Kupka has been credited with producing the first pure abstractions in modern art. Having enjoyed a formal education in Prague, Vienna and Paris, Kupka rejected representational art altogether in 1911 in preference of extraordinary experiments in abstraction. It is easy to over-simplify Kupka's work but Apollinaire's description of Orphic Cubism offers at least one easily graspable view of his intentions: "[Orphism] is the art of painting new structures with elements which have not been borrowed from the visual sphere, but have been created entirely by the artist himself, and been endowed by him with fullness of reality. The work of the orphic artist must simultaneously give a pure aesthetic pleasure; a structure which is self-evident; and a sublime meaning, that is a subject. This is pure art." (Apollinaire, Les Peintres cubistes, Paris, 1913, English translation, p. 117.)

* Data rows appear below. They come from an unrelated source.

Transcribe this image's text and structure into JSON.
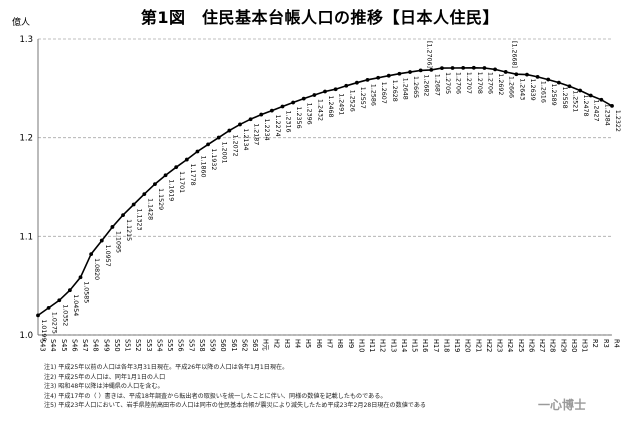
{
  "title": "第1図　住民基本台帳人口の推移【日本人住民】",
  "watermark": "一心博士",
  "notes": [
    "注1) 平成25年以前の人口は各年3月31日現在。平成26年以降の人口は各年1月1日現在。",
    "注2) 平成25年の人口は、同年1月1日の人口",
    "注3) 昭和48年以降は沖縄県の人口を含む。",
    "注4) 平成17年の（ ）書きは、平成18年調査から転出者の取扱いを統一したことに伴い、同様の数値を記載したものである。",
    "注5) 平成23年人口において、岩手県陸前高田市の人口は同市の住民基本台帳が震災により滅失したため平成23年2月28日現在の数値である"
  ],
  "chart_data": {
    "type": "line",
    "title": "第1図　住民基本台帳人口の推移【日本人住民】",
    "ylabel": "億人",
    "xlabel": "",
    "ylim": [
      1.0,
      1.3
    ],
    "yticks": [
      "1.0",
      "1.1",
      "1.2",
      "1.3"
    ],
    "grid": "horizontal dashed",
    "categories": [
      "S43",
      "S44",
      "S45",
      "S46",
      "S47",
      "S48",
      "S49",
      "S50",
      "S51",
      "S52",
      "S53",
      "S54",
      "S55",
      "S56",
      "S57",
      "S58",
      "S59",
      "S60",
      "S61",
      "S62",
      "S63",
      "H元",
      "H2",
      "H3",
      "H4",
      "H5",
      "H6",
      "H7",
      "H8",
      "H9",
      "H10",
      "H11",
      "H12",
      "H13",
      "H14",
      "H15",
      "H16",
      "H17",
      "H18",
      "H19",
      "H20",
      "H21",
      "H22",
      "H23",
      "H24",
      "H25",
      "H26",
      "H27",
      "H28",
      "H29",
      "H30",
      "H31",
      "R2",
      "R3",
      "R4"
    ],
    "values": [
      1.0199,
      1.0275,
      1.0352,
      1.0454,
      1.0585,
      1.082,
      1.0957,
      1.1095,
      1.1215,
      1.1323,
      1.1428,
      1.1529,
      1.1619,
      1.1701,
      1.1778,
      1.186,
      1.1932,
      1.2001,
      1.2072,
      1.2134,
      1.2187,
      1.2234,
      1.2274,
      1.2316,
      1.2356,
      1.2396,
      1.2432,
      1.2468,
      1.2491,
      1.2526,
      1.2557,
      1.2586,
      1.2607,
      1.2628,
      1.2648,
      1.2665,
      1.2682,
      1.2687,
      1.2705,
      1.2706,
      1.2707,
      1.2708,
      1.2706,
      1.2692,
      1.2666,
      1.2643,
      1.2639,
      1.2616,
      1.2589,
      1.2558,
      1.2521,
      1.2478,
      1.2427,
      1.2384,
      1.2322
    ],
    "data_labels": [
      "1.0199",
      "1.0275",
      "1.0352",
      "1.0454",
      "1.0585",
      "1.0820",
      "1.0957",
      "1.1095",
      "1.1215",
      "1.1323",
      "1.1428",
      "1.1529",
      "1.1619",
      "1.1701",
      "1.1778",
      "1.1860",
      "1.1932",
      "1.2001",
      "1.2072",
      "1.2134",
      "1.2187",
      "1.2234",
      "1.2274",
      "1.2316",
      "1.2356",
      "1.2396",
      "1.2432",
      "1.2468",
      "1.2491",
      "1.2526",
      "1.2557",
      "1.2586",
      "1.2607",
      "1.2628",
      "1.2648",
      "1.2665",
      "1.2682",
      "1.2687",
      "1.2705",
      "1.2706",
      "1.2707",
      "1.2708",
      "1.2706",
      "1.2692",
      "1.2666",
      "1.2643",
      "1.2639",
      "1.2616",
      "1.2589",
      "1.2558",
      "1.2521",
      "1.2478",
      "1.2427",
      "1.2384",
      "1.2322"
    ],
    "bracket_annotations": [
      {
        "category": "H17",
        "label": "[1.2706]"
      },
      {
        "category": "H25",
        "label": "[1.2668]"
      }
    ],
    "line_color": "#000000",
    "grid_color": "#aaaaaa"
  }
}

Painted at the peak of his powers in 1919 to 1920, the series of Tales of Pistils and Stamens focuses on the reproductive processes of plants as a symbol of birth and regeneration. Besides a 'sublime meaning' the flowers also provide Kupka with a rich visual language of colour, curving forms, contrasts of texture and vortexes of petals and leaves. Unlike the rather static works of the mid '20s and '30s, these Post-War pictures are brim-full of the latent energy of the natural world. Three oils from the Tales of Pistils and Stamens are known to exist; two of these are in the Musée National d'Art Moderne, Paris, and the Národní Galerie, Prague. Of the gouaches, one is housed in The Solomon R. Guggenheim Museum in New York and others are in private collections. Of these works on paper, a drawing previously in the collection of Eugénie Kupka and later Karl Flinker, bears great similarity in composition to the present gouache. Executed circa 1919 the drawing was exhibited in the pivotal Kupka retrospective organised by the Solomon R. Guggenheim Museum in 1975. (Exhibition Catalogue, p. 210, no. 117, illustrated.)